Moreover, we also find out which market segment is contributing the most towards bookings at the hotels (Online bookings seem to account for most bookings in both the hotels)
### Percentage of canceled bookings per year
```{r}
canceled_df <- count(bookings, hotel, arrival_date_year, is_canceled)
canceled_df %>%
group_by(hotel, arrival_date_year) %>%
mutate(percent = n / sum(n)) %>%
subset(select = -c(n)) %>%
filter(is_canceled==1)
```
This metric gives us the percentage of bookings canceled every year per hotel.

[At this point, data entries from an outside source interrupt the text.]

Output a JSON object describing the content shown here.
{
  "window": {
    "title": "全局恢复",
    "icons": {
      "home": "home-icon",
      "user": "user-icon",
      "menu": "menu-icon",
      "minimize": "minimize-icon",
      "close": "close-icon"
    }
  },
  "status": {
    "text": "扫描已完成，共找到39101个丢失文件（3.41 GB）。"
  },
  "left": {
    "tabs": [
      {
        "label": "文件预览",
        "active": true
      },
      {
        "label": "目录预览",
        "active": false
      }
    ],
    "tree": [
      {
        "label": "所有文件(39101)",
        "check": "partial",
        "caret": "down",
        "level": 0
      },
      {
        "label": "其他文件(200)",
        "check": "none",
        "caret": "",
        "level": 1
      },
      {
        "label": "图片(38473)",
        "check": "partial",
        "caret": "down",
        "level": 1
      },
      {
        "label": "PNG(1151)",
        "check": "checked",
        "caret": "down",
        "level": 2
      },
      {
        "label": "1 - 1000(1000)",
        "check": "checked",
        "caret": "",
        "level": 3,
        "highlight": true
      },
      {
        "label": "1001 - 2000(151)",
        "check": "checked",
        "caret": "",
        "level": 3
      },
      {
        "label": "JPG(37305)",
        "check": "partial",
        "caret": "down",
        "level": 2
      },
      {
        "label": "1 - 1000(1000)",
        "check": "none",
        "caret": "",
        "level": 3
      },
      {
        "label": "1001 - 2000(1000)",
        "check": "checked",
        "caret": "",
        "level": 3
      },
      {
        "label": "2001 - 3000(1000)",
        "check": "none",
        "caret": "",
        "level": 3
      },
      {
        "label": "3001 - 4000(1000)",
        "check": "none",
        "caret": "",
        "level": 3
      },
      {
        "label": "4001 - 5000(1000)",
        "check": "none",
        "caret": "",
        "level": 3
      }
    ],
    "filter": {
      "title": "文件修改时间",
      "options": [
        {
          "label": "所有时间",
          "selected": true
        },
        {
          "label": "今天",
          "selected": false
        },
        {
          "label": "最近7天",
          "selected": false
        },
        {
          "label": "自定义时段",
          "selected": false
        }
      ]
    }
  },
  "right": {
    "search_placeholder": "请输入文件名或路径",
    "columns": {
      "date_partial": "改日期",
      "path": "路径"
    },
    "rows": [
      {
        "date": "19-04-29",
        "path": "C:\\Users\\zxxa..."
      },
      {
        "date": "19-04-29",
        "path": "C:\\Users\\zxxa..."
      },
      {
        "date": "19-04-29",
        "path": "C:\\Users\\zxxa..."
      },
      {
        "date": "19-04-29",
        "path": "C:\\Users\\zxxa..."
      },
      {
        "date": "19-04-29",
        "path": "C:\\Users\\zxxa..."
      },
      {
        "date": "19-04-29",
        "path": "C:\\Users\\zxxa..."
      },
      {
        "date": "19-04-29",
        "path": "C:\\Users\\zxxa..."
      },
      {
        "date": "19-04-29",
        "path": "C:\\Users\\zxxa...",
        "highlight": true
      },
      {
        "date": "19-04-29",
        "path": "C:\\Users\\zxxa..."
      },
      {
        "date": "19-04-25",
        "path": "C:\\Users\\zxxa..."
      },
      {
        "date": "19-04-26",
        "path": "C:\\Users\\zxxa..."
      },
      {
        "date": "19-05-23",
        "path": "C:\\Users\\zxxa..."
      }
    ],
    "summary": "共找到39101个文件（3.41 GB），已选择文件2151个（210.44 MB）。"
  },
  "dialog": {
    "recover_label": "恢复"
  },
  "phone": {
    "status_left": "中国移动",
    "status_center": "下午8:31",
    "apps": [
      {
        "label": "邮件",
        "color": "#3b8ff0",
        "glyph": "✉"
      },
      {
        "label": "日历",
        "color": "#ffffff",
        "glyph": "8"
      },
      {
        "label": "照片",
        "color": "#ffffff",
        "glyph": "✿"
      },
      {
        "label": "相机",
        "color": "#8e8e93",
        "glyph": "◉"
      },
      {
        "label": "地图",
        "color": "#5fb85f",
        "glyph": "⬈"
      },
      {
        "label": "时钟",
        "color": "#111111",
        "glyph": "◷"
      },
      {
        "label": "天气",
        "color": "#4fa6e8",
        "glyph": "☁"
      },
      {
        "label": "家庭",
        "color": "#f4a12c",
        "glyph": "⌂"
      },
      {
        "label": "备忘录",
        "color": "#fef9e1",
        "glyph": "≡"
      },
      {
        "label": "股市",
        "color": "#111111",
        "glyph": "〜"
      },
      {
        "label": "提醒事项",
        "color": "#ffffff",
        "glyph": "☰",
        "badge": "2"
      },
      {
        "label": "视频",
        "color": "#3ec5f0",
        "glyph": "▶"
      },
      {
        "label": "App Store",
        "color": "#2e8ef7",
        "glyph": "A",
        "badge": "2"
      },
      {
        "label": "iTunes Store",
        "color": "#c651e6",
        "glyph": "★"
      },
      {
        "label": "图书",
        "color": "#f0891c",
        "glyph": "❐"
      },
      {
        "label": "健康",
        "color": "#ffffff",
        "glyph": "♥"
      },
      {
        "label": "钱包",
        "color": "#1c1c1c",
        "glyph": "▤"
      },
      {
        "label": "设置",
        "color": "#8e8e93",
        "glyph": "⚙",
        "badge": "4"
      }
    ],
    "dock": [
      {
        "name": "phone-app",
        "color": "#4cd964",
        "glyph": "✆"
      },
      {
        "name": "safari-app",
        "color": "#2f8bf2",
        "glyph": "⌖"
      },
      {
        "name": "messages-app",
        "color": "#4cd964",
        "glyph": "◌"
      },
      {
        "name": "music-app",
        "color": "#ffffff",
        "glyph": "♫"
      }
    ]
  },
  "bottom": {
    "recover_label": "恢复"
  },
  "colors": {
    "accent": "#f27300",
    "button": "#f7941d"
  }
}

From the metric, we can see that the percentage of canceled bookings has been high in `City Hotel` as compared to `Resort Hotel`
### Percentage of canceled bookings per year
```{r}
country_df <- count(bookings, hotel, arrival_date_year, arrival_date_month)
country_df %>% group_by(hotel, arrival_date_year) %>% slice_max(order_by = arrival_date_month, n = 5)
```
This metric gives us the months of the year where the bookings are maximum. This helps the hotels prepare for the busy months of the year in terms of pricing, capacity, staffing, etc.